Want to address this problem. It comes from the greater springiness in the Y axis, because of its greater weight. The belts are tight enough.

I could slow down the accel in Y, but that also impacts job time negatively, in a significant way. I still think the setting is best overall.

This can be greatly improved in LB though.

I see this a lot- all these circles and things seem to prefer to start where the line is parallel to X. Which means you stop on X without Y in motion.

That’s the worst place for it. If the stop point is where the Y axis is moving, this feature is much less prominent because the Y’s bounce is inline with the cut.

So, basically, when looking at curved closed shapes, pick a start point where it’s cutting parallel to the Y axis instead of X.

That error comes from mechanical backlash, not an acceleration error: the Y axis does not return to the starting point after an excursion. The flat section across the opposite side of those holes shows the same problem.

In those spots, where the path is parallel to the X axis and tangent to the maximum and minimum Y axis travel, the Y axis is not moving, so its acceleration (or lack thereof) doesn’t affect the trajectory.
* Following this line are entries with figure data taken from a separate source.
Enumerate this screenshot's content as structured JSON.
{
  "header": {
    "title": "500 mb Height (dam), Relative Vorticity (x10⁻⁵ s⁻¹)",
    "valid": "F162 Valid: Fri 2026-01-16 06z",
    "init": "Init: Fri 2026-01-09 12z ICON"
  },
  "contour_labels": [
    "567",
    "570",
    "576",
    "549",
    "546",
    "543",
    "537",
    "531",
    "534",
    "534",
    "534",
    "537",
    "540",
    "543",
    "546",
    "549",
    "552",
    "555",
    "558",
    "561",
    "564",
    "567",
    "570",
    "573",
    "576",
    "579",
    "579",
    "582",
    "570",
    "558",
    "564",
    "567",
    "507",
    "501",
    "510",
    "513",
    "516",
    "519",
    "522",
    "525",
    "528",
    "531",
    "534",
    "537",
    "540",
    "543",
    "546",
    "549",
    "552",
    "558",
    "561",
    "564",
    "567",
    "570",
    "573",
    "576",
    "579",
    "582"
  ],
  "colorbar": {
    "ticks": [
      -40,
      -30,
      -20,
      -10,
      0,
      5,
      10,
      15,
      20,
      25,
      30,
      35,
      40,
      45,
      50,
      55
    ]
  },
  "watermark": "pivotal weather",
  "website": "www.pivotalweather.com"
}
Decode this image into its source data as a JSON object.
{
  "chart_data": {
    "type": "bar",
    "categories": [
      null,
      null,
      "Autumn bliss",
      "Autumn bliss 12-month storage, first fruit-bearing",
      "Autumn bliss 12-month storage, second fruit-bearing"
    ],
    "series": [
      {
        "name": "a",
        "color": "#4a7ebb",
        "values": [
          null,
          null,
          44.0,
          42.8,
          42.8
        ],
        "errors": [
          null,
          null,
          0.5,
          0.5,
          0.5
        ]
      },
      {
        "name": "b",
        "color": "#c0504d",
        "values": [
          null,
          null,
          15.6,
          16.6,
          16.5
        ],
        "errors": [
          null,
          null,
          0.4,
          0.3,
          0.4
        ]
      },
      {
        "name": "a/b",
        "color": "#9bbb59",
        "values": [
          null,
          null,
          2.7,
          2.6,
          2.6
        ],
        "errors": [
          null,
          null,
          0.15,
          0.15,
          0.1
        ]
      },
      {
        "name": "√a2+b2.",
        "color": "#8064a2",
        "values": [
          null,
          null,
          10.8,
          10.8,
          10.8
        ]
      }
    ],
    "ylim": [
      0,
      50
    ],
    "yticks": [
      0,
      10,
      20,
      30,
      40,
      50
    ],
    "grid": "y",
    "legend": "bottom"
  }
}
Given the overall size of your laser, it may not be possible to reduce the backlash below that fraction of a millimeter. Snugging the setscrews anchoring the Y axis pulley to the motor may help, but they’re probably already tight enough.

LightBurn can hide some of the backlash, but it’s not a cure-all and will certainly increase the job run time:

It is not “backlash” exactly. It’s not a dead space when you change directions, backlash would be from gear meshing and, yes, a loose pulley. This is stretch in the belts (and possibly torsion in the loooooong connecting rod linking the two Y sides). Backlash compensation will not help this.

Of course it can never be zero.

But this is all about acceleration, not velocity. The stretch happens upon accel. At constant velocity there is no stretch. Again, we can turn down accel, but that limits performance everywhere.

Accel in the Y axis is highest on the top and bottom edges, even though the Y velocity is zero there.

Putting the stop point on the left or right side means the Y axis accel is zero there. There’s less bounce.

It’d be interesting to characterize that with a square pattern along the X axis:

Backlash - offset test pattern

The center sections should all line up, regardless of whether the beam approaches from Y+ or Y-. Running at different speeds & accelerations could identify offset / overshoot as the Y axis velocity ramps up and down at the corners.

You’d need a much larger version to reach full speed, because a few millimeters will cramp your machine’s style something fierce!

Similarly, turn it 90° to see what happens along the X axis.